Le risque que vous avez approuvé n'est pas celui que vous courez

La plupart des conseils d'administration se représentent encore le risque lié à l'IA comme une décision qu'ils prennent: quel modèle acquérir sous licence, quel fournisseur croire, quel contrat signer. Cette représentation est désormais erronée. L'exposition qui compte le plus est celle que personne n'a approuvée. Le rapport 2026 de Verizon sur les violations de données révèle que l'usage régulier de l'IA sur les appareils d'entreprise a triplé en douze mois, passant de 15 à 45 pour cent des salariés, et que deux tiers de ces personnes accèdent aux outils via des comptes personnels totalement hors du contrôle de l'entreprise.

Voilà le Shadow AI: des logiciels puissants adoptés plus vite qu'aucune politique ne peut suivre. C'est aujourd'hui la troisième action interne non malveillante la plus signalée par les systèmes de prévention des pertes de données, soit une multiplication par quatre en une seule année.
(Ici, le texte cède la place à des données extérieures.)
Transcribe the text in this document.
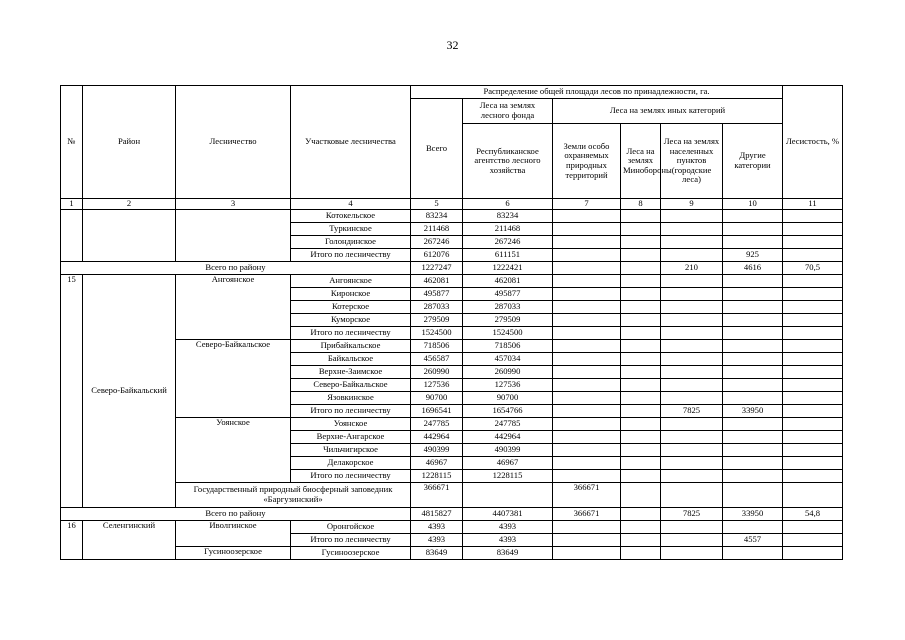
32
№	Район	Лесничество	Участковые лесничества	Распределение общей площади лесов по принадлежности, га.						Лесистость, %
				Всего	Леса на землях лесного фонда	Леса на землях иных категорий				
					Республиканское агентство лесного хозяйства	Земли особо охраняемых природных территорий	Леса на землях Минобороны	Леса на землях населенных пунктов (городские леса)	Другие категории	
1	2	3	4	5	6	7	8	9	10	11
			Котокельское	83234	83234					
			Туркинское	211468	211468					
			Голондинское	267246	267246					
			Итого по лесничеству	612076	611151				925	
Всего по району				1227247	1222421			210	4616	70,5
15	Северо-Байкальский	Ангоянское	Ангоянское	462081	462081					
			Киронское	495877	495877					
			Котерское	287033	287033					
			Куморское	279509	279509					
			Итого по лесничеству	1524500	1524500					
		Северо-Байкальское	Прибайкальское	718506	718506					
			Байкальское	456587	457034					
			Верхне-Заимское	260990	260990					
			Северо-Байкальское	127536	127536					
			Язовкинское	90700	90700					
			Итого по лесничеству	1696541	1654766			7825	33950	
		Уоянское	Уоянское	247785	247785					
			Верхне-Ангарское	442964	442964					
			Чильчигирское	490399	490399					
			Делакорское	46967	46967					
			Итого по лесничеству	1228115	1228115					
		Государственный природный биосферный заповедник «Баргузинский»		366671		366671				
Всего по району				4815827	4407381	366671		7825	33950	54,8
16	Селенгинский	Иволгинское	Оронгойское	4393	4393					
			Итого по лесничеству	4393	4393				4557	
		Гусиноозерское	Гусиноозерское	83649	83649					
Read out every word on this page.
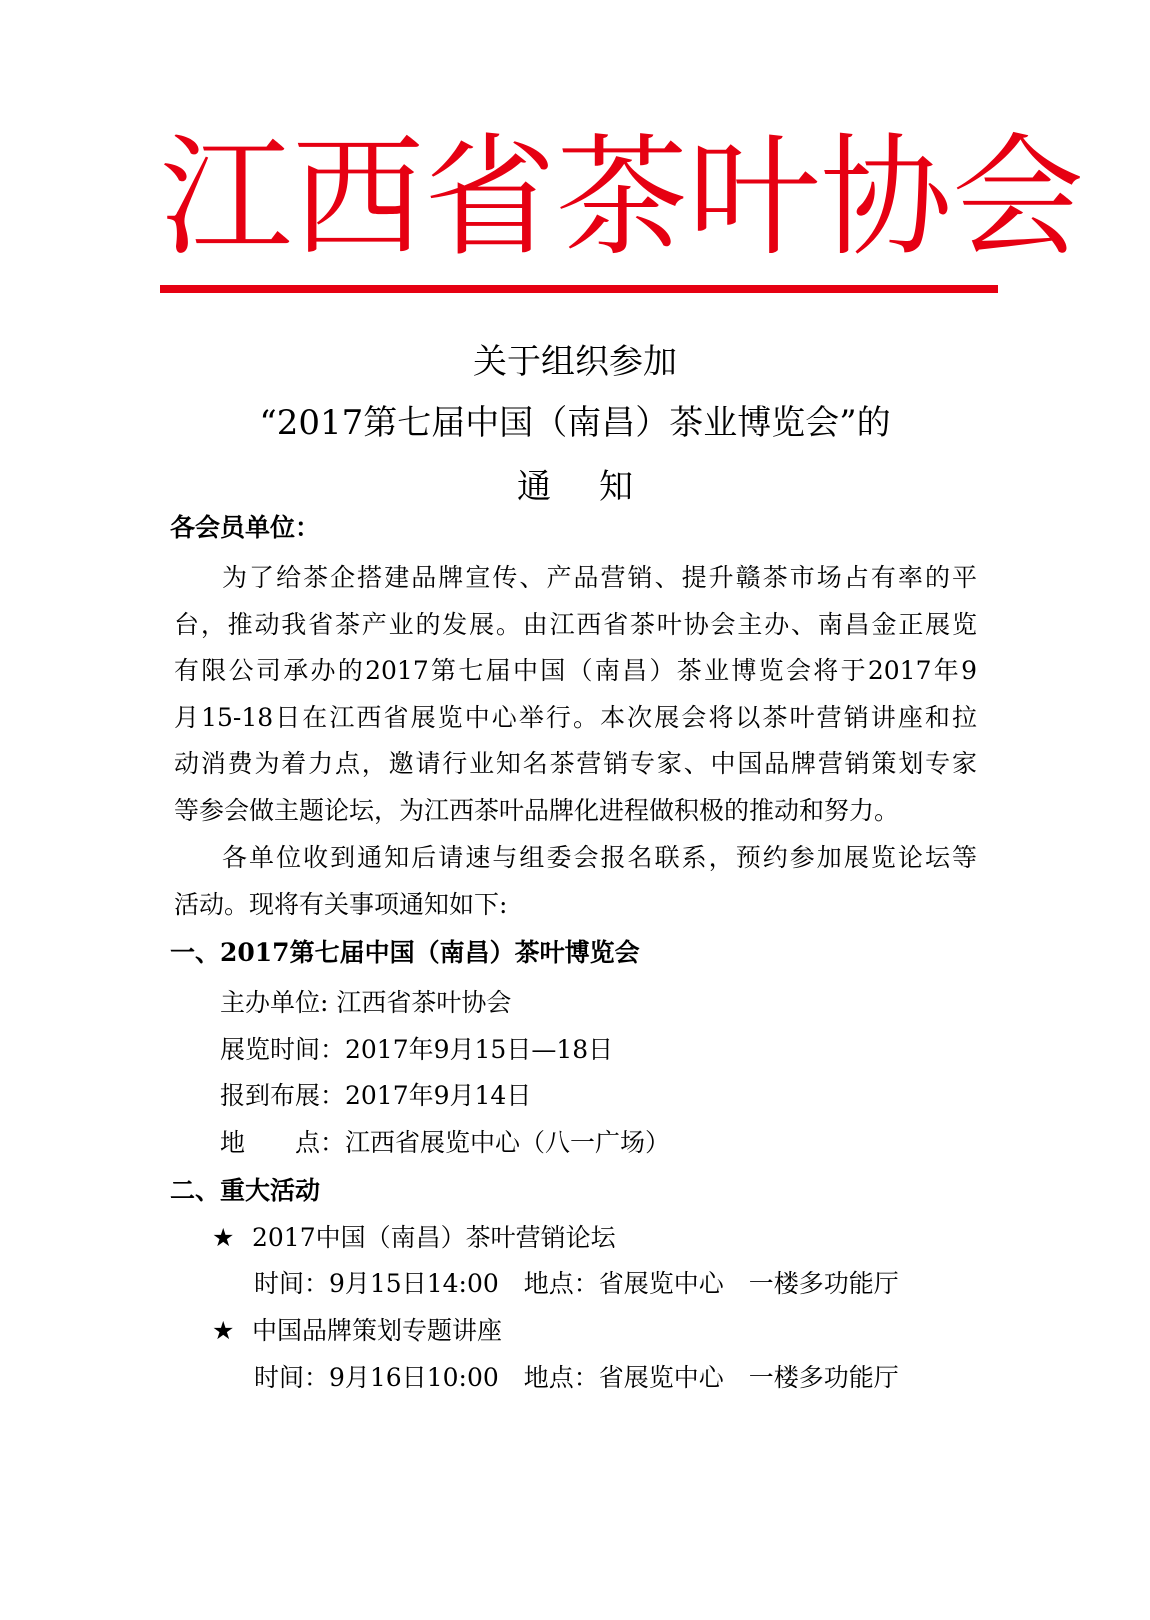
江 西 省 茶 叶 协 会
关于组织参加
“2017第七届中国（南昌）茶业博览会”的
通知
各会员单位：
为了给茶企搭建品牌宣传、产品营销、提升赣茶市场占有率的平
台，推动我省茶产业的发展。由江西省茶叶协会主办、南昌金正展览
有限公司承办的2017第七届中国（南昌）茶业博览会将于2017年9
月15-18日在江西省展览中心举行。本次展会将以茶叶营销讲座和拉
动消费为着力点，邀请行业知名茶营销专家、中国品牌营销策划专家
等参会做主题论坛，为江西茶叶品牌化进程做积极的推动和努力。
各单位收到通知后请速与组委会报名联系，预约参加展览论坛等
活动。现将有关事项通知如下:
一、2017第七届中国（南昌）茶叶博览会
主办单位: 江西省茶叶协会
展览时间：2017年9月15日—18日
报到布展：2017年9月14日
地　　点：江西省展览中心（八一广场）
二、重大活动
★ 2017中国（南昌）茶叶营销论坛
时间：9月15日14:00　地点：省展览中心　一楼多功能厅
★ 中国品牌策划专题讲座
时间：9月16日10:00　地点：省展览中心　一楼多功能厅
Les personnes concernées ne sont pas négligentes. Ce sont des salariés productifs qui résolvent de vrais problèmes avec le meilleur outil à leur portée. C'est précisément pour cela qu'une simple note de service ne l'arrêtera pas.

Votre code source est la première chose à fuir

Quand ce même rapport classe ce que les salariés collent réellement dans les outils d'IA publics, le code source devance largement toutes les autres catégories, loin devant les images et les données structurées. La lecture brutale de ce constat est la suivante: un code source dans un modèle public, c'est de la propriété intellectuelle dans le pipeline d'entraînement d'un tiers. Pour une entreprise dont l'avantage repose sur son code, sa logique tarifaire ou ses dossiers clients, ce n'est pas une hypothèse. C'est un transfert quotidien et invisible des actifs que vous êtes chargé de protéger.

Le préjudice ne s'annonce pas. Pas de notification de violation, pas de demande de rançon, pas de panne spectaculaire. Un modèle devient simplement un peu plus apte à reproduire ce que vous pensiez vous appartenir, et un jour la requête d'un concurrent restitue quelque chose qui vous semble familier. À ce stade, la question n'est plus de savoir comment récupérer les données. Elle est de savoir si vous pouvez seulement prouver qu'elles sont parties.

Le régulateur vous a déjà dit quoi faire

Le 15 juin 2026, le Contrôleur européen de la protection des données a recadré le Shadow AI comme un problème de conformité, et non comme une affaire de support technique. Les données saisies dans des outils non approuvés tombent dans un angle mort réglementaire: aucun accord sur la base légale du traitement, aucune clarté sur la conservation, aucune garantie pour les transferts internationaux, aucune transparence sur le fait qu'elles entraînent ou non un modèle. Sous le RGPD, un angle mort n'est pas une défense. C'est un constat ouvert qui attend un auditeur.

Ce que le CEPD n'a pas recommandé, c'est une interdiction. Il affirme que la réponse est une gestion active: définir quels usages de l'IA sont autorisés, classifier les données qui ne doivent jamais sortir, imposer des contrôles techniques, et offrir aux équipes un outil approuvé assez bon pour qu'elles cessent de se tourner vers celui qui ne l'est pas. La prohibition échoue parce qu'elle ne change pas l'incitation. Elle ne fait que déplacer le même comportement là où vous ne pouvez plus le voir.